Friday, February 26, 2010

Friday Night Videos

Happy birthday Johnny Cash! I know "One Piece At A Time" isn't his greatest song, but it sure is my favorite--possibly because it's one of the first songs I remember hearing on the radio when it first came out way back in '76. I was six at the time, and the idea of building a car from bits and pieces gathered over the decades was fascinating to me. As is the "Psychobilly Cadillac" they had specially built for the promo film. The car is now on display at the Historic Auto Attractions Museum in Illinois.
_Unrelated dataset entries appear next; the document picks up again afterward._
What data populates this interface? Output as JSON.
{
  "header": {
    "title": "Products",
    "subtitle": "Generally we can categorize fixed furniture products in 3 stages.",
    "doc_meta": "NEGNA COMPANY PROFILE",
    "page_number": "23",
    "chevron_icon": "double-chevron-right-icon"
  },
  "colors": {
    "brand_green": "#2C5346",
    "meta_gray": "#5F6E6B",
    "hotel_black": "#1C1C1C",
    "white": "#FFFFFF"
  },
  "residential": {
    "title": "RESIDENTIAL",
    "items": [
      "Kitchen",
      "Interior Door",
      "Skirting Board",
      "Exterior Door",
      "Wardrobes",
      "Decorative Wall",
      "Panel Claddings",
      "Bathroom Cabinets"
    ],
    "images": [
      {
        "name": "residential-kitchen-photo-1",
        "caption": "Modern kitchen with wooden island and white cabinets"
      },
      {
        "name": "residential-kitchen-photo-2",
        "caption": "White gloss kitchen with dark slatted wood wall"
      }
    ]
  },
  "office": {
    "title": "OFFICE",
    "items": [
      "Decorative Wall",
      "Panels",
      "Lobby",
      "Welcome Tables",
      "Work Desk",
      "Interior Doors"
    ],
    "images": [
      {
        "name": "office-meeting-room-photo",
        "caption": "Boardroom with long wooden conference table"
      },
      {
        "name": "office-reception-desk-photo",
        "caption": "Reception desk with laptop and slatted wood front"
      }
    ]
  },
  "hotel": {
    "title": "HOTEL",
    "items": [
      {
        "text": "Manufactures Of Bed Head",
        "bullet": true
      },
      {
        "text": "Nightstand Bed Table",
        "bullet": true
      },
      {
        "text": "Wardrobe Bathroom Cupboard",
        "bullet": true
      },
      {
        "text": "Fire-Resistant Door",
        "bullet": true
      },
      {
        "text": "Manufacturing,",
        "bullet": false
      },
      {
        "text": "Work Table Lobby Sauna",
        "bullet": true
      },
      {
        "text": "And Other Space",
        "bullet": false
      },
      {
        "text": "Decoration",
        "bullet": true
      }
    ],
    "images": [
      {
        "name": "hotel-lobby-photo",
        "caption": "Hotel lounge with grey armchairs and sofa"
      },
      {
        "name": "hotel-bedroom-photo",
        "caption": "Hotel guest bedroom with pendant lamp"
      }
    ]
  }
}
I'd like to see it someday!

Previously on Friday Night Videos... Bonnie Tyler.

Now Playing: Jerry Jeff Walker Viva Terlingua!

Thursday, February 25, 2010

The photographer is now official

Wow. It seems like only yesterday, but it was two years ago that I sold off my Dr. Demento Show CD collection and bought my Canon Rebel XTi DSLR and vowed to learn how to be a halfways decent photographer. Skip forward a year, and The Wife--motivated by my modest growth as a photographer and the quality of my XTi--got her Canon 50D. Shortly thereafter, the idea of pursuing photography as a full-time career crystalized, and she began the long process of building up a network, attending seminars and shooting courses to hone her skill, and developing a business plan. Oh yeah, taking paying photography gigs as well. Late in 2009 she joined the Greater New Braunfels Chamber of Commerce, and it all came to a head yesterday.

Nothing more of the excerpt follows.